In conclusion, there were many factors that contributed to the failure of the responses and management of the Ebola outbreak in 2014, both at national and international levels. To begin, there was a delayed and inadequate response at an international level that was also poorly co-ordinated. The outbreak occurred at an unprecedented scale, meaning organisations may have been unsure as to how to handle a situation of this magnitude. The lack of communication between county’s as well as countries coupled with a shortage in healthcare workers also led to a disastrous state of events. [1,4] Geographical issues also played a role in the downfall of the situation. The highly porous borders and lack of surveillance made it virtually inevitable that the EVD would spread to another region. The lack of trust that the public placed in the government of their country from previous events of corruption and wars led to them ignoring advice and making the spread of the condition worse. Guinea, Sierra-Leone and Liberia are among the poorest countries in the world and they had only previously departed civil wars, leading their damaged health infrastructure unable to cope with the high level of cases. Pre-epidemic, the level of healthcare workers was at an all-time low, meaning if a disaster were to happen, failure was inevitable.
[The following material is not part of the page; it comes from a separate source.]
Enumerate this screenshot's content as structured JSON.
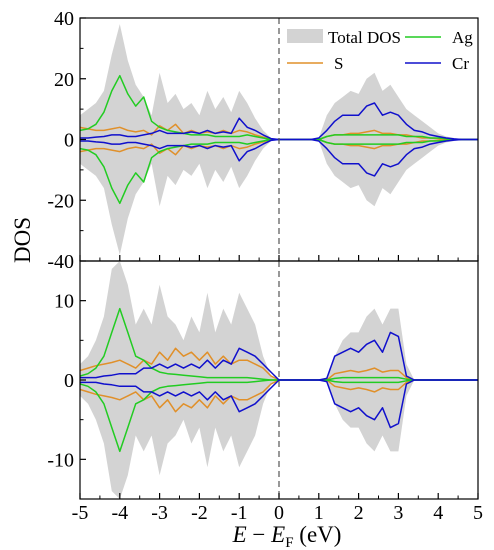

Successful control of the outbreak relies on the application of several interventions, including management, thorough surveillance and contact tracing. A good laboratory team and safe burials are also key. Communicating efficiently with the community and educating them for risk factors, vaccinations and signs of infection is also vital when trying to manage an epidemic. This was a major failing of each government involved in the outbreak and in hindsight, many lives may have been saved as a result of better communication.